The Nasdaq found support at its 50-day line below the mid-March high. Titans like Apple and Amazon, who until recently hid the weakness of the tech sector, did not take refuge on Tuesday. Chip stocks, the first high-tech sector to rise, have been lagging for weeks and looking increasingly damaged. Software products such as ServiceNow and Adobe stock, which were just starting to look promising in late April, have plummeted in a few sessions. Tesla stock is in need of a repair shop again and it is in better condition than other EV makers.
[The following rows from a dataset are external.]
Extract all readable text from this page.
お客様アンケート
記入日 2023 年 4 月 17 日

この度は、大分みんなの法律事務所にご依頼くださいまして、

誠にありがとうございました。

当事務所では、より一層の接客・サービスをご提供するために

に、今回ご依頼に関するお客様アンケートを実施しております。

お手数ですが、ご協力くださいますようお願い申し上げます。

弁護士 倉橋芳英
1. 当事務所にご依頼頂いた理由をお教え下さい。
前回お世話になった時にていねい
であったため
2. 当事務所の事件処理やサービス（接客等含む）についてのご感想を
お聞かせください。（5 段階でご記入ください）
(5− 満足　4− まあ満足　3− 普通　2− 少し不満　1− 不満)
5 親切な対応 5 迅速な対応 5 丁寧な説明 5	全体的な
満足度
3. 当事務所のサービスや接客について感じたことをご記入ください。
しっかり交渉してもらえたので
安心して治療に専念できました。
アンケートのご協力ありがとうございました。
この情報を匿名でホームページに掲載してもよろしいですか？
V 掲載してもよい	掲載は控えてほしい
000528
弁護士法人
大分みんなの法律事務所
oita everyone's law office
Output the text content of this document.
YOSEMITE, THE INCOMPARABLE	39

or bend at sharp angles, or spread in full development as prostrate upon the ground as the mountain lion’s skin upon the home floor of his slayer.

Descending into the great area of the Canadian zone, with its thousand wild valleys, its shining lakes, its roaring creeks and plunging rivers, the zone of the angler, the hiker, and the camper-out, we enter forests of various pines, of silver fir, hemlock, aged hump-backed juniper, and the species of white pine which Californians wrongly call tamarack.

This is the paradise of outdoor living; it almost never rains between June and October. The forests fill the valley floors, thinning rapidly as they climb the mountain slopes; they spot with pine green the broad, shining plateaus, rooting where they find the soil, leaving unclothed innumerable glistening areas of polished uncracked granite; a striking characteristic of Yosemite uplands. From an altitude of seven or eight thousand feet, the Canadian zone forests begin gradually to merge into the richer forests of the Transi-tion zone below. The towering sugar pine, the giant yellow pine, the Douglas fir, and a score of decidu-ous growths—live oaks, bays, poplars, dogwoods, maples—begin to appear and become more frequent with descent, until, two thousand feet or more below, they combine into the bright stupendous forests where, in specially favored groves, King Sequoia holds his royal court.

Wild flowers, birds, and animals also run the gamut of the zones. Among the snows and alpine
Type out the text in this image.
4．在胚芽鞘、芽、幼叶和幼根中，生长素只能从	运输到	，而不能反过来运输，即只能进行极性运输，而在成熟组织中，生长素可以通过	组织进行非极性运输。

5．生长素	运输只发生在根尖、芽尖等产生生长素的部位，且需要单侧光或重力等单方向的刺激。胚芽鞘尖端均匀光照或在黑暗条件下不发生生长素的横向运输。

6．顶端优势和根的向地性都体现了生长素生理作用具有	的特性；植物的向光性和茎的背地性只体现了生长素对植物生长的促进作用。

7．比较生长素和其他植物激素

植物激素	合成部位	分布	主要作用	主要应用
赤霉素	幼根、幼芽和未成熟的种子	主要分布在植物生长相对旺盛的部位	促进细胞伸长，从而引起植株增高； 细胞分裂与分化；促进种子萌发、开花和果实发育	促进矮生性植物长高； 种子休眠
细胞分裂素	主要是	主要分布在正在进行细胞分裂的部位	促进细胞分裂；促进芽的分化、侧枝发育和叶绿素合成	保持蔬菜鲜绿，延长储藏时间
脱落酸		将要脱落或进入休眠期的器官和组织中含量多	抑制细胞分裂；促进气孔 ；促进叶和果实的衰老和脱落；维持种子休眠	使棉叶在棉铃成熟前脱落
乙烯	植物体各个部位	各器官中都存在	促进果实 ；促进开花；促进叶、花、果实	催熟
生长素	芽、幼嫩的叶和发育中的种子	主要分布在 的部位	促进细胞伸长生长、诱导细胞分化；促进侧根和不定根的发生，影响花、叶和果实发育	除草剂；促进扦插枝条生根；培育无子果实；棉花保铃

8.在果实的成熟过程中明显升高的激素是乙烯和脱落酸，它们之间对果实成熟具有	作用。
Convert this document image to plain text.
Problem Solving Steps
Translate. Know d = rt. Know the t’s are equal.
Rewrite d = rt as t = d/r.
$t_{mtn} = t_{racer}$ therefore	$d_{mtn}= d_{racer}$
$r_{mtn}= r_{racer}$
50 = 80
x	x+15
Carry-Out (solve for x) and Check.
For the Dow Jones and the S&P 500, the picture is completely different. The Dow managed to regain profits, even as megacities like Apple stocks are pushing blue chips. The S&P 500 found support on its 21-day line, even with losses in stocks from Apple, Amazon, Nvidia, Tesla and others.
Maintaining the 50-day line will be critical for the Nasdaq and Russell 2000.
What to do now
Investors must reduce their influence over tech and emerging companies. Many of them triggered automatic sell signals or received reverse profits. If you have long-term big winners in growth, consider dropping your rates down to major positions.
In terms of shopping opportunities, there are housing and commodity games as well as finance, shipping and some industrial businesses. They benefit from a booming economy
Look for real leaders by buying solid breakouts or bullish pullbacks. Rio Tinto (RIO), Caterpillar (CAT), Deer (DE), FedEx (FDX), Nutrien (NTR), Goldman shares, Granite construction (GVA) and Azek (AZEK) are in or near the shopping area.
Rio Tinto and Granite Construction are on the list of David Ryan’s “SIR DOG” stocks he highlighted Tuesday on IBD Live, and it’s definitely an episode worth watching again.
But when the rally in the market has split again, investors must be careful not to be too vulnerable. Perhaps the old names of economics will prevail, and the names of technologies will at least support. But there is a danger that the Nasdaq and Russell 2000 will pull the stronger sectors down, turning the market’s split rally into a full-fledged correction.
Read the big picture every day to stay on top of market trends and leading stocks and sectors.